The Jesse Ratcliff House was listed on the National Register of Historic Places in 1982.

==Geography==
Barnett is in eastern Morgan County on the south side of Missouri Route 52, which leads northwest 11 mi to Versailles, the county seat, and southeast 6 mi to Eldon. According to the U.S. Census Bureau, Barnett has a total area of 0.27 sqmi, all land. The city sits on a ridge which drains north to Wilkes Creek, an east-flowing tributary of South Moreau Creek, part of the Moreau River watershed; and south to Indian Creek, which flows southwest to the Lake of the Ozarks on the Osage River. The Moreau and Osage Rivers are tributaries of the Missouri River.

==Demographics==

Historical population
| Census | Pop. | Note | %± |
| 1910 | 118 |  | — |
| 1920 | 221 |  | 87.3% |
| 1930 | 242 |  | 9.5% |
| 1940 | 239 |  | −1.2% |
| 1950 | 200 |  | −16.3% |
| 1960 | 200 |  | 0.0% |
| 1970 | 167 |  | −16.5% |
| 1980 | 203 |  | 21.6% |
| 1990 | 215 |  | 5.9% |
| 2000 | 207 |  | −3.7% |
| 2010 | 203 |  | −1.9% |
| 2020 | 158 |  | −22.2% |
U.S. Decennial Census

===2010 census===
As of the census of 2010, there were 203 people, 81 households, and 56 families living in the city. The population density was 751.9 PD/sqmi. There were 96 housing units at an average density of 355.6 /sqmi. The racial makeup of the city was 93.6% White, 3.4% Native American, 0.5% Asian, and 2.5% from two or more races. Hispanic or Latino of any race were 3.4% of the population.

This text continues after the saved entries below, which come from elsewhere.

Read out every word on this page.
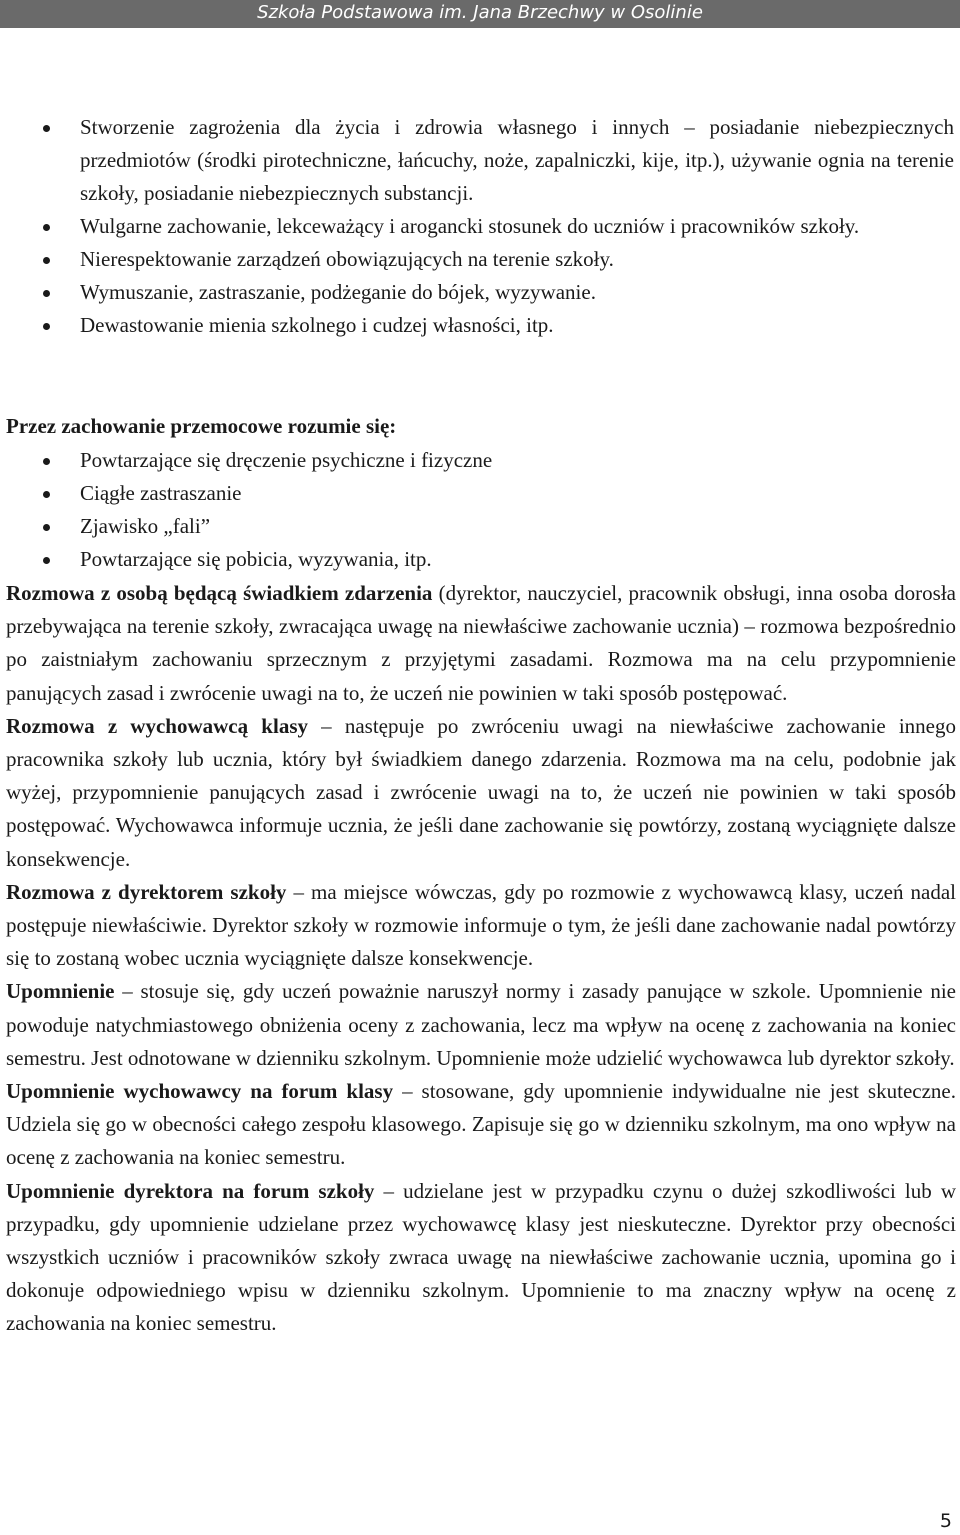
Szkoła Podstawowa im. Jana Brzechwy w Osolinie
Stworzenie zagrożenia dla życia i zdrowia własnego i innych – posiadanie niebezpiecznych przedmiotów (środki pirotechniczne, łańcuchy, noże, zapalniczki, kije, itp.), używanie ognia na terenie szkoły, posiadanie niebezpiecznych substancji.
Wulgarne zachowanie, lekceważący i arogancki stosunek do uczniów i pracowników szkoły.
Nierespektowanie zarządzeń obowiązujących na terenie szkoły.
Wymuszanie, zastraszanie, podżeganie do bójek, wyzywanie.
Dewastowanie mienia szkolnego i cudzej własności, itp.
Przez zachowanie przemocowe rozumie się:
Powtarzające się dręczenie psychiczne i fizyczne
Ciągłe zastraszanie
Zjawisko „fali”
Powtarzające się pobicia, wyzywania, itp.

Rozmowa z osobą będącą świadkiem zdarzenia (dyrektor, nauczyciel, pracownik obsługi, inna osoba dorosła przebywająca na terenie szkoły, zwracająca uwagę na niewłaściwe zachowanie ucznia) – rozmowa bezpośrednio po zaistniałym zachowaniu sprzecznym z przyjętymi zasadami. Rozmowa ma na celu przypomnienie panujących zasad i zwrócenie uwagi na to, że uczeń nie powinien w taki sposób postępować.

Rozmowa z wychowawcą klasy – następuje po zwróceniu uwagi na niewłaściwe zachowanie innego pracownika szkoły lub ucznia, który był świadkiem danego zdarzenia. Rozmowa ma na celu, podobnie jak wyżej, przypomnienie panujących zasad i zwrócenie uwagi na to, że uczeń nie powinien w taki sposób postępować. Wychowawca informuje ucznia, że jeśli dane zachowanie się powtórzy, zostaną wyciągnięte dalsze konsekwencje.

Rozmowa z dyrektorem szkoły – ma miejsce wówczas, gdy po rozmowie z wychowawcą klasy, uczeń nadal postępuje niewłaściwie. Dyrektor szkoły w rozmowie informuje o tym, że jeśli dane zachowanie nadal powtórzy się to zostaną wobec ucznia wyciągnięte dalsze konsekwencje.

Upomnienie – stosuje się, gdy uczeń poważnie naruszył normy i zasady panujące w szkole. Upomnienie nie powoduje natychmiastowego obniżenia oceny z zachowania, lecz ma wpływ na ocenę z zachowania na koniec semestru. Jest odnotowane w dzienniku szkolnym. Upomnienie może udzielić wychowawca lub dyrektor szkoły.

Upomnienie wychowawcy na forum klasy – stosowane, gdy upomnienie indywidualne nie jest skuteczne. Udziela się go w obecności całego zespołu klasowego. Zapisuje się go w dzienniku szkolnym, ma ono wpływ na ocenę z zachowania na koniec semestru.

Upomnienie dyrektora na forum szkoły – udzielane jest w przypadku czynu o dużej szkodliwości lub w przypadku, gdy upomnienie udzielane przez wychowawcę klasy jest nieskuteczne. Dyrektor przy obecności wszystkich uczniów i pracowników szkoły zwraca uwagę na niewłaściwe zachowanie ucznia, upomina go i dokonuje odpowiedniego wpisu w dzienniku szkolnym. Upomnienie to ma znaczny wpływ na ocenę z zachowania na koniec semestru.

5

There were 81 households, of which 30.9% had children under the age of 18 living with them, 56.8% were married couples living together, 11.1% had a female householder with no husband present, 1.2% had a male householder with no wife present, and 30.9% were non-families. 28.4% of all households were made up of individuals, and 11.1% had someone living alone who was 65 years of age or older. The average household size was 2.51 and the average family size was 3.04.

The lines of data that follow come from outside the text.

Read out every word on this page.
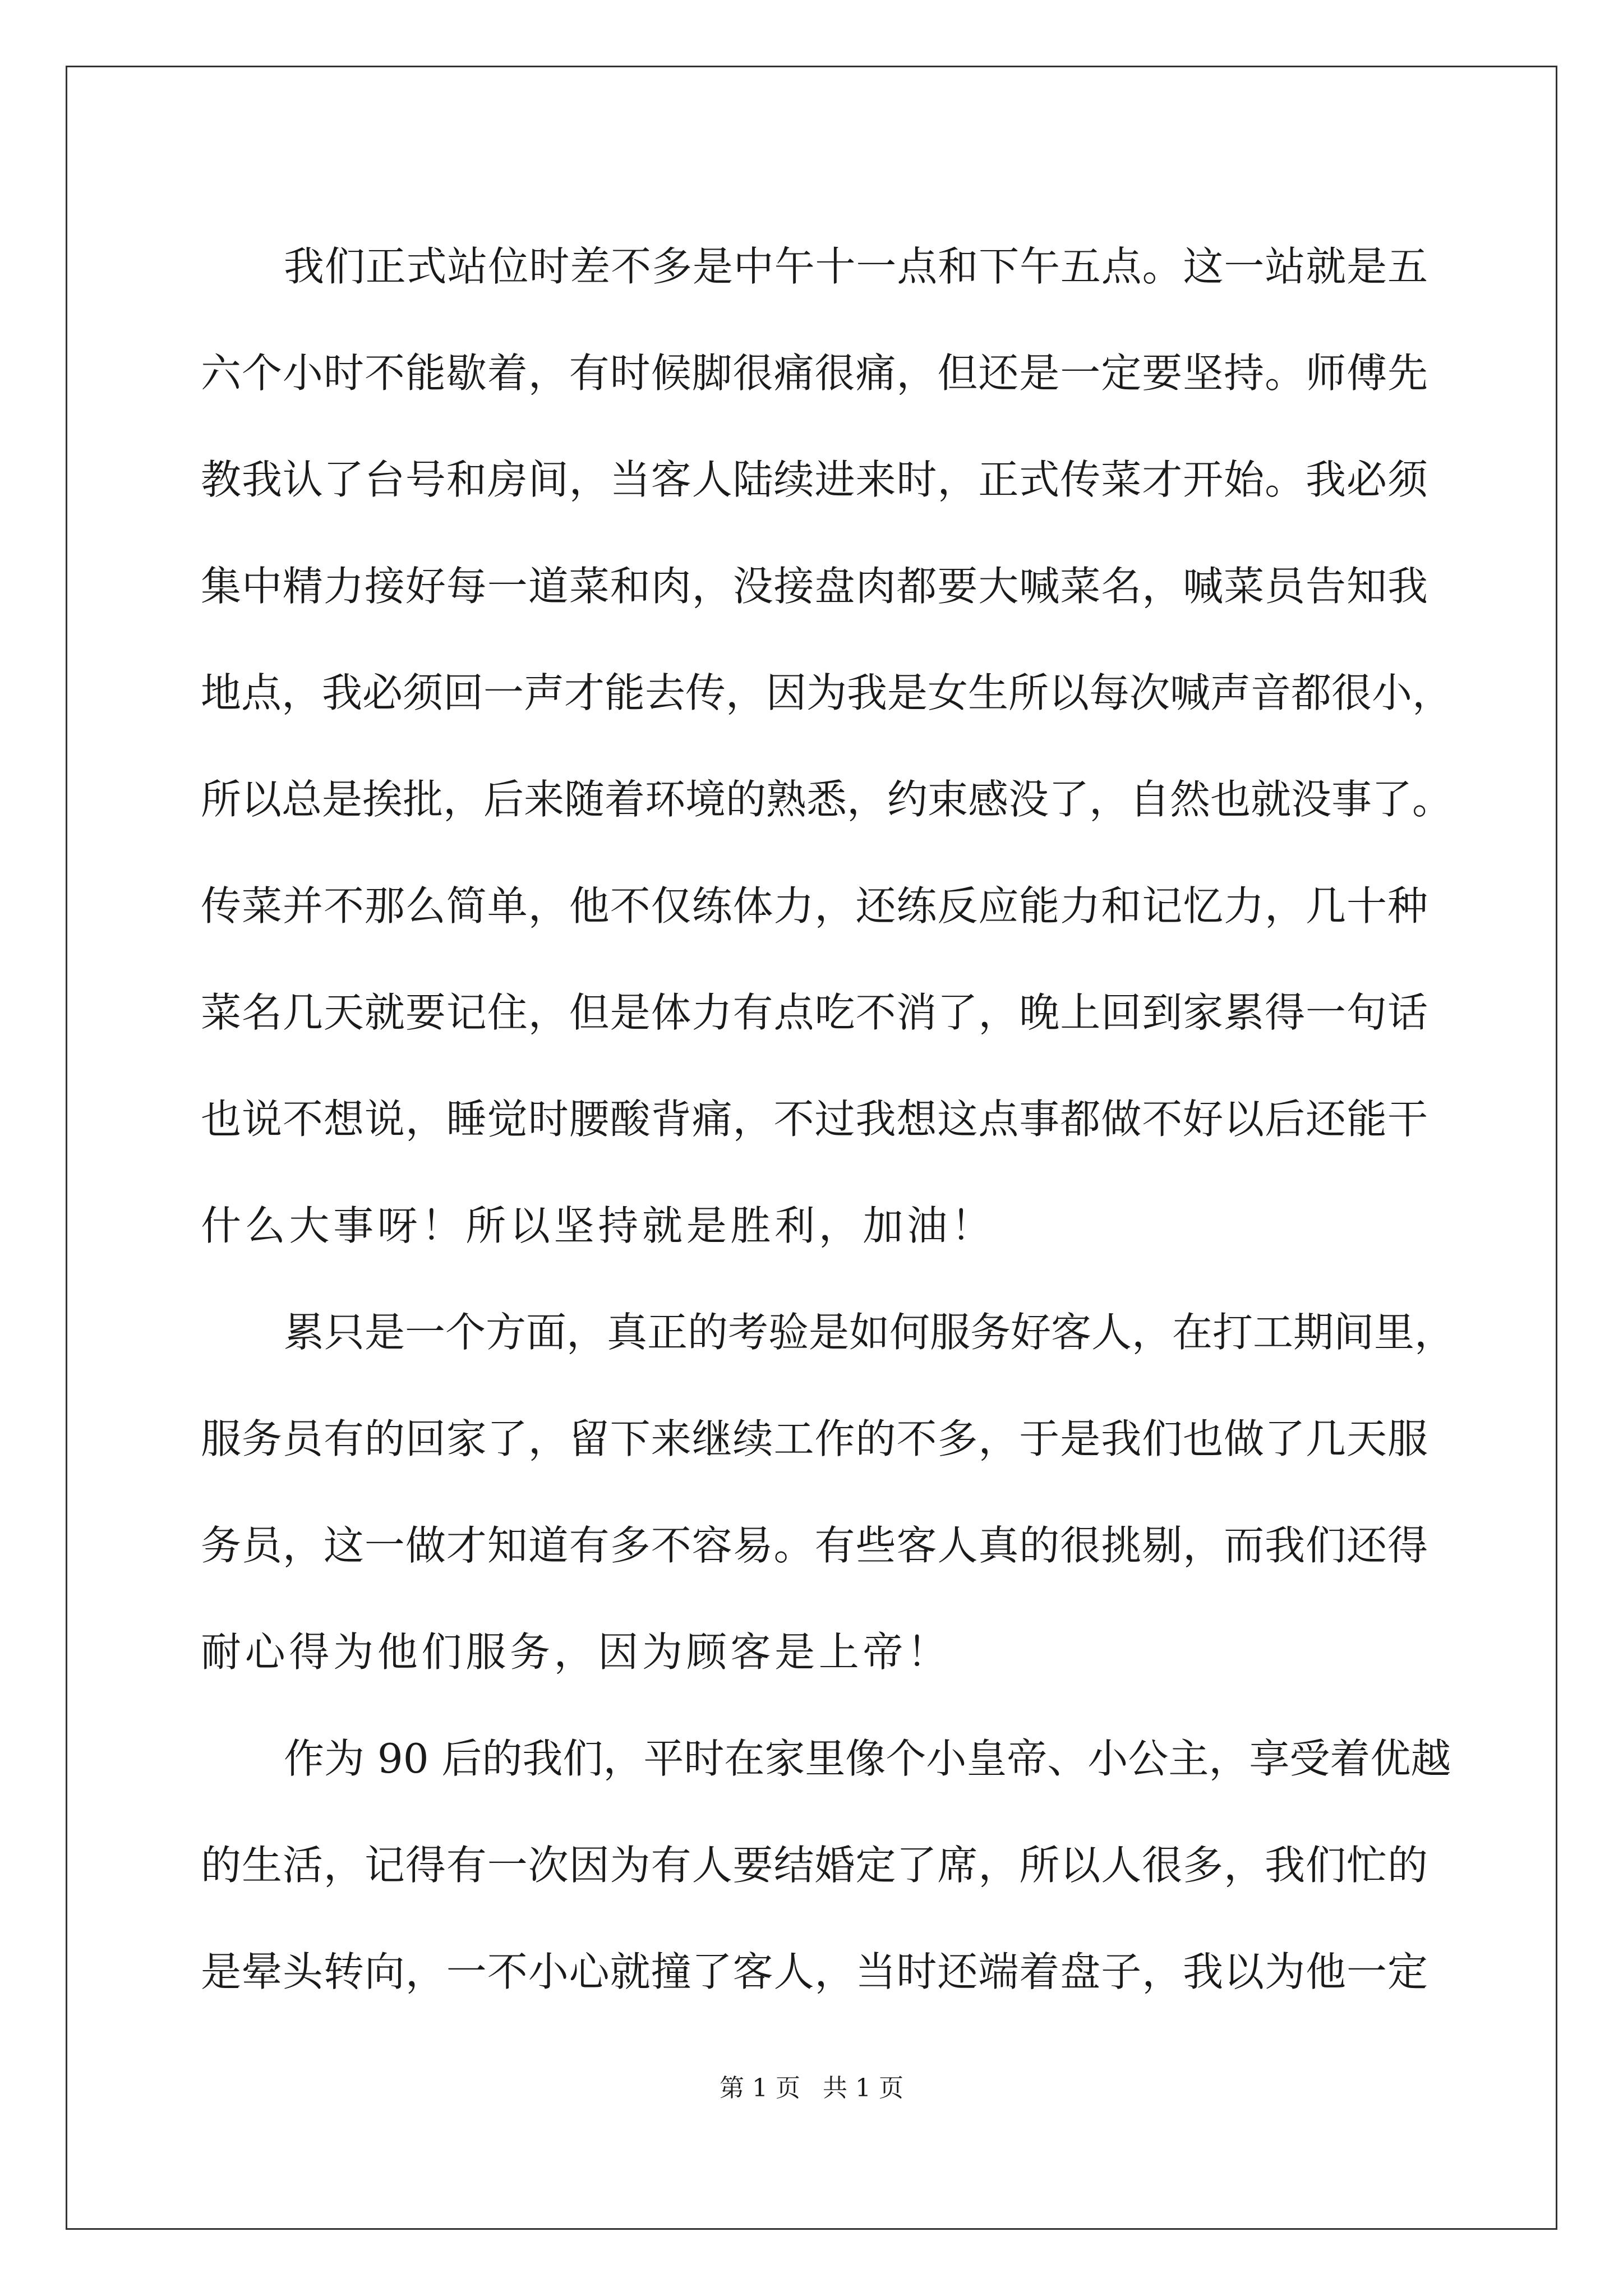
我们正式站位时差不多是中午十一点和下午五点。这一站就是五
六个小时不能歇着，有时候脚很痛很痛，但还是一定要坚持。师傅先
教我认了台号和房间，当客人陆续进来时，正式传菜才开始。我必须
集中精力接好每一道菜和肉，没接盘肉都要大喊菜名，喊菜员告知我
地点，我必须回一声才能去传，因为我是女生所以每次喊声音都很小，
所以总是挨批，后来随着环境的熟悉，约束感没了，自然也就没事了。
传菜并不那么简单，他不仅练体力，还练反应能力和记忆力，几十种
菜名几天就要记住，但是体力有点吃不消了，晚上回到家累得一句话
也说不想说，睡觉时腰酸背痛，不过我想这点事都做不好以后还能干
什么大事呀！所以坚持就是胜利，加油！
累只是一个方面，真正的考验是如何服务好客人，在打工期间里，
服务员有的回家了，留下来继续工作的不多，于是我们也做了几天服
务员，这一做才知道有多不容易。有些客人真的很挑剔，而我们还得
耐心得为他们服务，因为顾客是上帝！
作为 90 后的我们，平时在家里像个小皇帝、小公主，享受着优越
的生活，记得有一次因为有人要结婚定了席，所以人很多，我们忙的
是晕头转向，一不小心就撞了客人，当时还端着盘子，我以为他一定
第 1 页 共 1 页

The median age in the city was 44.1 years. 23.6% of residents were under the age of 18; 7.4% were between the ages of 18 and 24; 20.6% were from 25 to 44; 34% were from 45 to 64; and 14.3% were 65 years of age or older. The gender makeup of the city was 55.2% male and 44.8% female.

===2000 census===
As of the census of 2000, there were 207 people, 78 households, and 52 families living in the city. The population density was 757.6 PD/sqmi. There were 88 housing units at an average density of 322.1 /sqmi. The racial makeup of the city was 97.58% White, 0.48% African American, 0.48% Native American, 0.97% Asian, and 0.48% from two or more races.

There were 78 households, out of which 37.2% had children under the age of 18 living with them, 46.2% were married couples living together, 10.3% had a female householder with no husband present, and 33.3% were non-families. 29.5% of all households were made up of individuals, and 11.5% had someone living alone who was 65 years of age or older. The average household size was 2.65 and the average family size was 3.12.

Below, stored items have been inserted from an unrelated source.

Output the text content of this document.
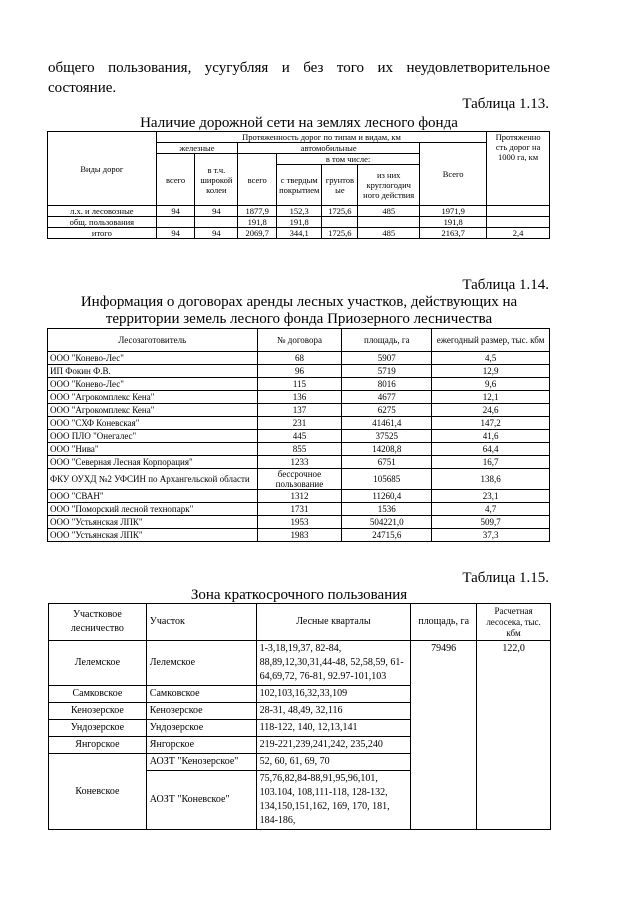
общего пользования, усугубляя и без того их неудовлетворительное
состояние.
Таблица 1.13.
Наличие дорожной сети на землях лесного фонда
Виды дорог	Протяженность дорог по типам и видам, км							Протяженно сть дорог на 1000 га, км
	железные		автомобильные				Всего	
	всего	в т.ч. широкой колеи	всего	в том числе:				
				с твердым покрытием	грунтов ые	из них круглогодич ного действия		
л.х. и лесовозные	94	94	1877,9	152,3	1725,6	485	1971,9	
общ. пользования			191,8	191,8			191,8	
итого	94	94	2069,7	344,1	1725,6	485	2163,7	2,4
Таблица 1.14.
Информация о договорах аренды лесных участков, действующих на
территории земель лесного фонда Приозерного лесничества
Лесозаготовитель	№ договора	площадь, га	ежегодный размер, тыс. кбм
ООО "Конево-Лес"	68	5907	4,5
ИП Фокин Ф.В.	96	5719	12,9
ООО "Конево-Лес"	115	8016	9,6
ООО "Агрокомплекс Кена"	136	4677	12,1
ООО "Агрокомплекс Кена"	137	6275	24,6
ООО "СХФ Коневская"	231	41461,4	147,2
ООО ПЛО "Онегалес"	445	37525	41,6
ООО "Нива"	855	14208,8	64,4
ООО "Северная Лесная Корпорация"	1233	6751	16,7
ФКУ ОУХД №2 УФСИН по Архангельской области	бессрочное пользование	105685	138,6
ООО "СВАН"	1312	11260,4	23,1
ООО "Поморский лесной технопарк"	1731	1536	4,7
ООО "Устьянская ЛПК"	1953	504221,0	509,7
ООО "Устьянская ЛПК"	1983	24715,6	37,3
Таблица 1.15.
Зона краткосрочного пользования
Участковое лесничество	Участок	Лесные кварталы	площадь, га	Расчетная лесосека, тыс. кбм
Лелемское	Лелемское	1-3,18,19,37, 82-84, 88,89,12,30,31,44-48, 52,58,59, 61-64,69,72, 76-81, 92.97-101,103	79496	122,0
Самковское	Самковское	102,103,16,32,33,109		
Кенозерское	Кенозерское	28-31, 48,49, 32,116		
Ундозерское	Ундозерское	118-122, 140, 12,13,141		
Янгорское	Янгорское	219-221,239,241,242, 235,240		
Коневское	АОЗТ "Кенозерское"	52, 60, 61, 69, 70		
	АОЗТ "Коневское"	75,76,82,84-88,91,95,96,101, 103.104, 108,111-118, 128-132, 134,150,151,162, 169, 170, 181, 184-186,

In the city the population was spread out, with 28.4% under the age of 18, 9.7% from 18 to 24, 26.2% from 25 to 44, 22.7% from 45 to 64, and 13.0% who were 65 years of age or older. The median age was 32 years. For every 100 females there were 107.0 males. For every 100 females age 18 and over, there were 89.7 males.

The median income for a household in the city was $26,023, and the median income for a family was $28,750. Males had a median income of $21,250 versus $23,214 for females. The per capita income for the city was $11,499. About 7.7% of families and 12.7% of the population were below the poverty line, including 22.2% of those under the age of eighteen and 17.2% of those 65 or over.